Giancane – Una vita al top


Il cowboy è tornato in città.
Anche se probabilmente non se ne era mai andato, era solamente impegnato nell’osservarla, metterla a nudo e trovare il modo più efficace per colpirla senza pietà.
Parliamo chiaramente di Giancane, al secolo Giancarlo Barbati, che, dopo aver dato un assaggio di quello che sarebbe stato il suo ultimo lavoro rilasciando alcune tracce online, si ripresenta quasi con prepotenza sulla scena musicale capitolina con “Una vita al top“.

Parallelamente al progetto de Il muro del cantoGiancane si cimenta in questo album solista dalle forti sonorità country-folk con degli assaggi di ritmi ska che non guastano mai, e rendono il tutto molto più fusion.
Giancane dunque usa la chitarra come fosse la sua frusta per menar fendenti verso le contraddizioni della società che lo circonda; estremizza fatti più o meno quotidiani, aggiunge quel tocco di colore ai difetti di tutti noi e fa della crudezza il suo fedele destriero.
Fin dalla prima traccia lascia capire come lui riesca ad affrontare la prateria sterminata della società con un’irriverenza fortemente tagliente, spesso mettendo da parte le buone maniere e il linguaggio più educato. Ma quando ci vuole, ci vuole.

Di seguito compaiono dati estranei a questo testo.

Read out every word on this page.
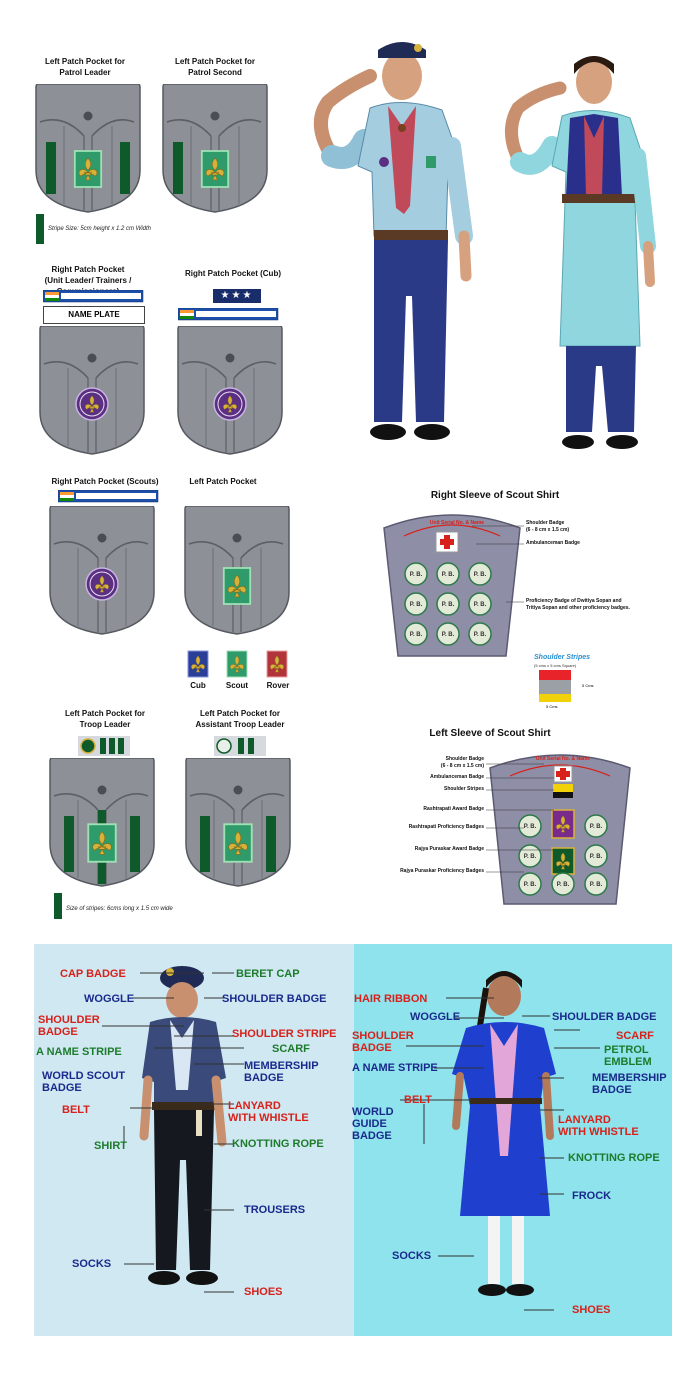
Left Patch Pocket for
Patrol Leader
Left Patch Pocket for
Patrol Second
Stripe Size: 5cm height x 1.2 cm Width
Right Patch Pocket
(Unit Leader/ Trainers /
Right Patch Pocket (Cub)
NAME PLATE
★★★
Right Patch Pocket (Scouts)	Left Patch Pocket
Cub	Scout	Rover
Left Patch Pocket for
Troop Leader
Left Patch Pocket for
Assistant Troop Leader
Size of stripes: 6cms long x 1.5 cm wide
Right Sleeve of Scout Shirt
Unit Serial No. & Name
P. B.	P. B.	P. B.
P. B.	P. B.	P. B.
P. B.	P. B.	P. B.
Shoulder Badge
(6 - 8 cm x 1.5 cm)
Ambulanceman Badge
Proficiency Badge of Dwitiya Sopan and
Tritiya Sopan and other proficiency badges.
Shoulder Stripes
(5 cms x 5 cms Square)
5 Cms
5 Cms
Left Sleeve of Scout Shirt
P. B.	P. B.
P. B.	P. B.
P. B.	P. B.	P. B.
Unit Serial No. & Name
Shoulder Badge
(6 - 8 cm x 1.5 cm)
Ambulanceman Badge
Shoulder Stripes
Rashtrapati Award Badge
Rashtrapati Proficiency Badges
Rajya Puraskar Award Badge
Rajya Puraskar Proficiency Badges
CAP BADGE	BERET CAP
WOGGLE	SHOULDER BADGE
SHOULDER
BADGE	SHOULDER STRIPE
A NAME STRIPE	SCARF
WORLD SCOUT
BADGE
MEMBERSHIP
BADGE
BELT	LANYARD
WITH WHISTLE
SHIRT	KNOTTING ROPE
TROUSERS
SOCKS
SHOES
HAIR RIBBON
WOGGLE	SHOULDER BADGE
SHOULDER
BADGE
SCARF
PETROL
EMBLEM
A NAME STRIPE
MEMBERSHIP
BADGE
BELT
WORLD
GUIDE
BADGE
LANYARD
WITH WHISTLE
KNOTTING ROPE
FROCK
SOCKS
SHOES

Da un attacco frontale ad alcuni atteggiamenti da media borghesia con ‘Hogan blu’ alla visione decisamente distorta dell’amore di ‘Come sei bella’ (degno di nota anche l’ordine della tracklist, per cui a quest’ultima canzone segue ‘Fai schifo’) passando per l’accusa ad un dio da troppo tempo assente: non ce n’è per nessuno, insomma.
Un pugno nello stomaco dopo l’altro, Giancane urla la sua rabbia, il suo rifiuto delle convenzioni sociali senza mai tirarsi fuori dal banco degli imputati, a far capire che siamo tutti nella stessa barca e che non esiste qualcuno che possa salvarci dal degrado se non noi stessi che ormai ne siamo tutti parte integrante.
I testi graffianti spesso stridono con il genere musicale del country, un po’ perché i temi affrontati affondano le radici in problematiche strettamente urbane, un po’ perché talvolta il sottofondo musicale risulta molto leggero in rapporto alle parole spese dal cantautore.
Ma Giancane non è uno sprovveduto, è fin troppo chiaro che questo effetto dissonante di musica e testo è ampiamente voluto e cercato e sapientemente ottenuto aggiungerei.
E così il cowboy, attraversata la landa desolata e polverosa del nostro 2015, se ne va lasciando dietro di sé il desiderio di vivere una vita al top, in cui anche un funerale diventa il pretesto per fare festa e per cedere al fascino dei beni materiali.
Chissà quanti condividerebbero questo pensiero pur disprezzando Giancane.